I don't have any problem with the general idea expressed below and my objection doesn't apply at all to the free category construction, but I just wanted to point out that seeing constructible numbers as infinite decimals just does not work. Bishop in his book Constructive Analysis, gives an example of two numbers with constructible decimal expansion of which no single digit of the sum is (currently) constructible. I don't think this problem would arise in pi^2, but who knows. At any rate, for him a constructible is given by a sequence of rationals q_1,q_2,..., whose numerators and denominators are recursively enumerable sequences of integers and for which |q_n - q_m| < 1/n + 1/m. When you add two such sequences, you have to take every second term of the sum and multiplication involves more drastic trimming. Moreover, division is possible only if you can prove that eventually |q_n| > 1/N for some fixed N. So what you get is a local ring, not a field. On Thu, 9 Jun 2005, Steve Vickers wrote:
Dear Bill,
Most constructivists would not have problems with this, despite the fact that at any finite stage of the construction you have only a finite approximation to the infinite category.
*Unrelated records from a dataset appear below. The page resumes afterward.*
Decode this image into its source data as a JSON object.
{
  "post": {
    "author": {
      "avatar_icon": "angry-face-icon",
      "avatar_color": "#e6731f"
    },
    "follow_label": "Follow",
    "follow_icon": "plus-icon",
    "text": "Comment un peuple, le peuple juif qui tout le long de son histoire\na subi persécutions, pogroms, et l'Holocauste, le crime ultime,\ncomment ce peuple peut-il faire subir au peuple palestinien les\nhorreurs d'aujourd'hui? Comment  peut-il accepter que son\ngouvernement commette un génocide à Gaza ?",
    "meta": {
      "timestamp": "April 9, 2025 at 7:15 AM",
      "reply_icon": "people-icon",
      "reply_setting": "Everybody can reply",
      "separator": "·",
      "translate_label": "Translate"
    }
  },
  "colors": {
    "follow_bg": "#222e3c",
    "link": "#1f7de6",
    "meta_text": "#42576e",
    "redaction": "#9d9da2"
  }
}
Eventually (in finite time) you can get any finite part of the category, including the knowledge of any finite set of the equalities between objects or morphisms, and that is normally considered good enough.
Computationally, a programming language such as Haskell is happy to deal with infinite objects. The computations never terminate, but every finite approximation to the object is obtained in finite time. For instance, one function might generate the decimal expansion of pi and another function may take that as input and calculate its square.
In topos-valid constructivism the way it works is this. In an arbitrary elementary topos you can't always construct the free categories over graphs. But as soon as you admit a natural numbers object other free algebra constructions, such as the free category, come along with it.
Regards,
Steve Vickers.
Galchin Vasili wrote:
Hello,
Let G be a directed graph that either has an infinite # of nodes or has edges which are loops.
Would a constructist recognize the existence of G's free category?